Today, in order to properly have a successful warehouse, managers and investors need to do two things.
- Increase their productivity.
- Decrease their operational costs.
Maximizing profits is an essential part of what is needed to survive in today’s ultra-competitive environment. It requires not only a carefully executed and planned strategy but the ability to objectively analyze and auto your business and cut out the dead weight while streamlining current processes.
Let’s look at some ways managers can achieve this.
Reduce space by optimizing storage
It might seem like something obvious to reduce warehouse costs but it is complex and difficult to perform. Today, it is integral to save space while also having stockpiles of essentials, and being flexible. The successful optimization of warehouse space is vital for an agile and highly productive supply chain. Consider the following:
- Physical structure.
- Warehouse flow.
- Retrieval methods.
- Product placement.
Audit your warehouse’s principle layout, align flow with product and volumes, and design a material handling strategy that takes into account equipment as well as people. Use metrics and data analysis management systems to truly map out your warehouse.
Surveys have continually shown that 74% of employees demand automated services — they improve their job satisfaction by editing out repetitive tasks. Using good-to-robot innovations and drones, mixed with AI-sponsored software can boost your DC efficiency and reduce warehouse operating costs. For example, manual picking methods allow workers to handle approximately 75 to 150 items per hour, while automated tools, such as drones, can supercharge this process — between 200 to 800 items in the same time frame.
Warehouse automation will not only increase your productivity but will decrease labor costs. Another great advantage is that a fully automated warehouse can work 24/7 with a skeleton crew.
Create an inventory review process and eliminate excess inventory
Today, due to the disruption of supply chains, most warehouses are overstocking items and products. It’s a Catch-22 dilemma. On one hand, they have to eliminate excess inventory, on the other hand, they need to have key items in place just in case. It’s critical to have predictive tech and inventory visibility across your entire supply chain.
By implementing software and AI tech, warehouses can reduce costs while also increasing their accurate forecasting capabilities, their efficiency, and successfully fulfilling current demands.
Protect your inventory
A warehouse can lose millions of dollars due to fire or theft. It’s critical to prevent huge losses and cut back on inventory costs. It’s paramount to track items and stay on top of red flags to identify culprits or scenarios where your stock might be in danger.
Some red flags include:
- A sense of entitlement among certain crew members.
- Stock levels that don’t match sales records.
- Rumors of theft.
- Dip in sales.
- Missing or unusual invoices.
- Stock is constantly discovered in the workplace.
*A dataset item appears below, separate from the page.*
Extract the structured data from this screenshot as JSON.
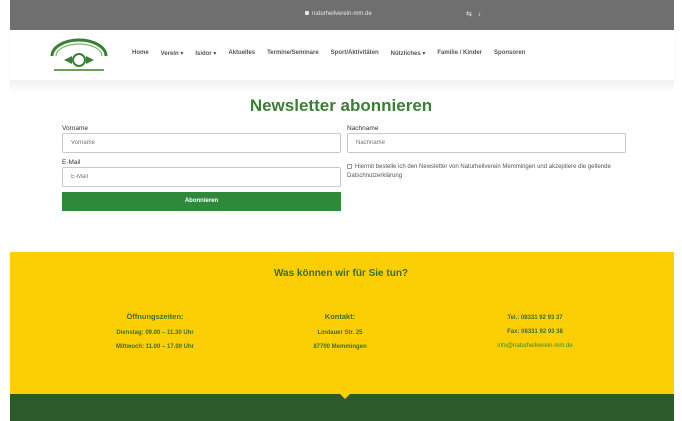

By combating theft, and protecting your inventory, you not only promote awareness within your staff but cut back on the cost associated with restocking items that were stolen.
Optimize your process
Part science, part imagination mixed with creativity, optimizing your process on all levels is essential for reducing warehouse costs. From integrating cross-docking to fulfilling on-demand desires and consumer trends. Today every little bit counts. Warehouses can reduce their costs by thinking outside the box.
Some warehouse cost-saving ideas that take into account optimization include:
- Merging transit.
- Understating that High-quality goods do not need a quality inspection.
- Pre-tagging ideas.
- Not mixing SKUs.
- Prioritizing urgent and VIP orders.
- Ensuring stock is labeled properly.
- Using WES or WMS systems.
- Avoid vertical picking wherever possible.
- Placing larger and heavier inventory towards the back of your warehouse.
- Cutting back on perishable items.
Where to not cut back?
Oddly enough, the one warehouse cost-saving idea we recommend spending on is technology — innovation and automating demand a huge cash infusion up front, in some cases a vast investment, but the ROI is staggering. If you can avoid it, never, ever reduce warehouse costs by sacrificing your competitive nature and your ability to future-proof your business.